Oh No? Oh Yes! – the Oyes Charity Chair based on the Ono Chair

Oyes Charity Chair based on the Ono Chair by Dutch architects Hofman Dujardin. With this non chair they again give an example of the typical Dutch way of thinking outside the box. Although….why not take the table in stead of the chair in the neighborhood of the Table Mountain?

Urban Charity for Cape Town
The German magazine AIT invited 100 selected architecture and interior design offices across Europe to redesign the ‘ONO’ chair produced the Dietiker company. The newly designed chairs will be exhibited in the context of a road show in the AIT-Architektur Salons Hamburg, Munich, North Rhine-Westphalia, and Stuttgart. The auction of the chairs will talk place in autumn 2010. The revenues generated through this auction will support the Langa Township in Cape Town, South Africa.

After we received the beautiful ONO chair designed by Matthias Weber we asked ourselves why would we transform a beautiful chair?
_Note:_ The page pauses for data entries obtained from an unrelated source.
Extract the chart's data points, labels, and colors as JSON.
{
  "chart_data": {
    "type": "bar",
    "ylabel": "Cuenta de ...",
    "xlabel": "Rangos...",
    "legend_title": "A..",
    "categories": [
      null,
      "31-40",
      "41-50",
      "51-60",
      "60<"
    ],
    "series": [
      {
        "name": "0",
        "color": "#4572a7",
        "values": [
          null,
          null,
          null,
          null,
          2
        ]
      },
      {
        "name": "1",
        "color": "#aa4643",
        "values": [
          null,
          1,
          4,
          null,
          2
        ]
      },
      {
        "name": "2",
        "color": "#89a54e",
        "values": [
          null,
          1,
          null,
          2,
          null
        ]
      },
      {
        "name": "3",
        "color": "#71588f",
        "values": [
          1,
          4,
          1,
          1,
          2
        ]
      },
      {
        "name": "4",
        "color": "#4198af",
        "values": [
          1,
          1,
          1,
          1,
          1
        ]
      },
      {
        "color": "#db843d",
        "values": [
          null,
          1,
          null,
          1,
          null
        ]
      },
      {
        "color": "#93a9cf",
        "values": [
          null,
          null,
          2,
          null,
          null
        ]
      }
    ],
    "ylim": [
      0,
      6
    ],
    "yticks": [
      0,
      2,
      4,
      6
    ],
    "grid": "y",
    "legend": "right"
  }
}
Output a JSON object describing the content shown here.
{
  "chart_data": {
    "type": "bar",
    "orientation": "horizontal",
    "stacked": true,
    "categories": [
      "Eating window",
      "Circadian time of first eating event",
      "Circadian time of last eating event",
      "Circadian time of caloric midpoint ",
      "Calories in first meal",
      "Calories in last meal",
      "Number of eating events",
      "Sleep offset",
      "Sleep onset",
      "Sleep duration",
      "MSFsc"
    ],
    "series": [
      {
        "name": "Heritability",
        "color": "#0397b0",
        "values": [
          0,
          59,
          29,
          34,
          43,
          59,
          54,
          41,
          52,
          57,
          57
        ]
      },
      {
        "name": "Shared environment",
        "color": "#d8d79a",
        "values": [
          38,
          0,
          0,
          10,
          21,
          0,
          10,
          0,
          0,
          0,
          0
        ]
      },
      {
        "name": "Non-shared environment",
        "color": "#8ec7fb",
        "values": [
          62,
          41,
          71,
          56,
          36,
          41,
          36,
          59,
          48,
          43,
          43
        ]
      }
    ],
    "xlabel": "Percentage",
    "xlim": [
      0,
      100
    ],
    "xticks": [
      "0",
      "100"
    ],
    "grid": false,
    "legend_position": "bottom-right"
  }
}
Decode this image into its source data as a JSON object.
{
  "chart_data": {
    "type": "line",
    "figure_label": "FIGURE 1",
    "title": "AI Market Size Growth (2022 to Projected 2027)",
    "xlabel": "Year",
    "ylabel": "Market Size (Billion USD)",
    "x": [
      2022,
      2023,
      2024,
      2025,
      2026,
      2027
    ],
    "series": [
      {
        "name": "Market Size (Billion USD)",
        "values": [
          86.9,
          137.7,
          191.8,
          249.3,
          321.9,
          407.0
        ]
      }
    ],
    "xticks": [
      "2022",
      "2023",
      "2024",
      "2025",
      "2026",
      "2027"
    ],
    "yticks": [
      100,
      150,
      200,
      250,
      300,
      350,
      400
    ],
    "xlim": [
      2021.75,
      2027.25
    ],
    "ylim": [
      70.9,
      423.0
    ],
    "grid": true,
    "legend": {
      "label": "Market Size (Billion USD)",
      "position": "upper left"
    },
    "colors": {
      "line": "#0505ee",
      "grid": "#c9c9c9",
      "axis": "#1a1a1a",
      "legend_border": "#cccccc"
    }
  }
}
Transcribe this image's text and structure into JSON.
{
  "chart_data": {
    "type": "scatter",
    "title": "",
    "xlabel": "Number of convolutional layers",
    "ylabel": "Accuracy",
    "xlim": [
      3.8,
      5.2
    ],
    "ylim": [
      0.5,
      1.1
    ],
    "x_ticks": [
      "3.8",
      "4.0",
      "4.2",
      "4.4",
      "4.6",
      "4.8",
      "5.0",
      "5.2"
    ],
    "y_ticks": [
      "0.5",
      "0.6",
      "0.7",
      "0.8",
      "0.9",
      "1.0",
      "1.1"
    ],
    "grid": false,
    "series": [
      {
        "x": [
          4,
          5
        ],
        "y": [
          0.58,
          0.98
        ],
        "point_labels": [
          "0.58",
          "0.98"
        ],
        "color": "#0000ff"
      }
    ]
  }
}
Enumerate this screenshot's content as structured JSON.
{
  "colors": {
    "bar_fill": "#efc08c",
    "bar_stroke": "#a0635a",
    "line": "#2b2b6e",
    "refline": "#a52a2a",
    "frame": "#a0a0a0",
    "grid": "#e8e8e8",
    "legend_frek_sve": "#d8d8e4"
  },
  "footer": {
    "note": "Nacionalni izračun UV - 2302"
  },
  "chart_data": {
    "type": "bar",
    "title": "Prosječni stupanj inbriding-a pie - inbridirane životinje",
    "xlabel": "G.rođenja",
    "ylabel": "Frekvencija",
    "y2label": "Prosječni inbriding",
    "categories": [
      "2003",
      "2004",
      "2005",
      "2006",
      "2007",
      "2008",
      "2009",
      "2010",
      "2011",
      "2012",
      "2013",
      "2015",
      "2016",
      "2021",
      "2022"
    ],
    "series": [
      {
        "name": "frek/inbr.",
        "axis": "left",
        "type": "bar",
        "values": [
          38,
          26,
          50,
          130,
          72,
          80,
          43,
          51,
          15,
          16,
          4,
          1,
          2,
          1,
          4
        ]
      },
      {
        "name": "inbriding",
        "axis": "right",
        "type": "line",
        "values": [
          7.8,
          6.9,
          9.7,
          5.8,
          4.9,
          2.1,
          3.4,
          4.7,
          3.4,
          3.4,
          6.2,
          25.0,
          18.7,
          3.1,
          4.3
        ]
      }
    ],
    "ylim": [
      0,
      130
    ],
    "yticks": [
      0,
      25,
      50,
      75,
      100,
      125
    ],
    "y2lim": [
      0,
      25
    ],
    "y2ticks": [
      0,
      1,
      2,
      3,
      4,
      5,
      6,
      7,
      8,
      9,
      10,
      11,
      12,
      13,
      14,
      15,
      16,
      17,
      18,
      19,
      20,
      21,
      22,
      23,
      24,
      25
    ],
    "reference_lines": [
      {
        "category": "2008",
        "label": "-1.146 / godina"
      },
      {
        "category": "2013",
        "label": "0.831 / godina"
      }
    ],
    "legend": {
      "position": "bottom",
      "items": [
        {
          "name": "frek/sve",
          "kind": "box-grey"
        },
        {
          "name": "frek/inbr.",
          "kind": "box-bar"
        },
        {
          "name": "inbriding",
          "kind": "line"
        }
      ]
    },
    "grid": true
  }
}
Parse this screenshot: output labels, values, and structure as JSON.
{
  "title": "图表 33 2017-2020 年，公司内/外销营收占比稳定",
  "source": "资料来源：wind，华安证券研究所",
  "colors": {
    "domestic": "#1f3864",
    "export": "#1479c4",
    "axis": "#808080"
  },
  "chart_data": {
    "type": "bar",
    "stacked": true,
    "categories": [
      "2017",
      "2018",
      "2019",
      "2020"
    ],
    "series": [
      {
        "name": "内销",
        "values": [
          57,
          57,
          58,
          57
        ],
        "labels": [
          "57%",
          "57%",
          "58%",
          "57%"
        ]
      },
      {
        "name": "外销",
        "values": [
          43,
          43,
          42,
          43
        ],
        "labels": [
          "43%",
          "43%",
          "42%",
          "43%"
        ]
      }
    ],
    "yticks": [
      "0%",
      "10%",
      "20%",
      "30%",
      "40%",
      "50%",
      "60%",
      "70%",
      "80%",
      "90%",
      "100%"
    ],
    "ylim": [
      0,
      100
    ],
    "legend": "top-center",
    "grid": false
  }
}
Why would we start cutting, pasting, painting, sewing while the product is good the way it is? We decided to change the approach, in stead of transforming the chair we decided to transform the context. The chair stays the way it is, we only create a new surrounding stimulating the fantasy of the observer. After studying various options the final choice was to upscale the chair a 1000 times and place it in Cape Town, the final destination of the Charity project.

The chair becomes a model of a building with a height of 760m, an urban icon for Cape Town. The transformation lies within our own fantasy. The mental change due to the overwhelming scale, entirely compensates the absence of physical changement of the chair itself . While the ONO chair can be used by a maximum of two people, the OYES chair with a surface of 800.000m² can host about 50.000 people. An extremely generous chair!! Four slim feet of 25x30m will touch Cape Town in the business district and the harbor. These four new locations will be connected through identical towers with a height of 460m. Each foot will intervene in the existing urban fabric, connecting people from different areas.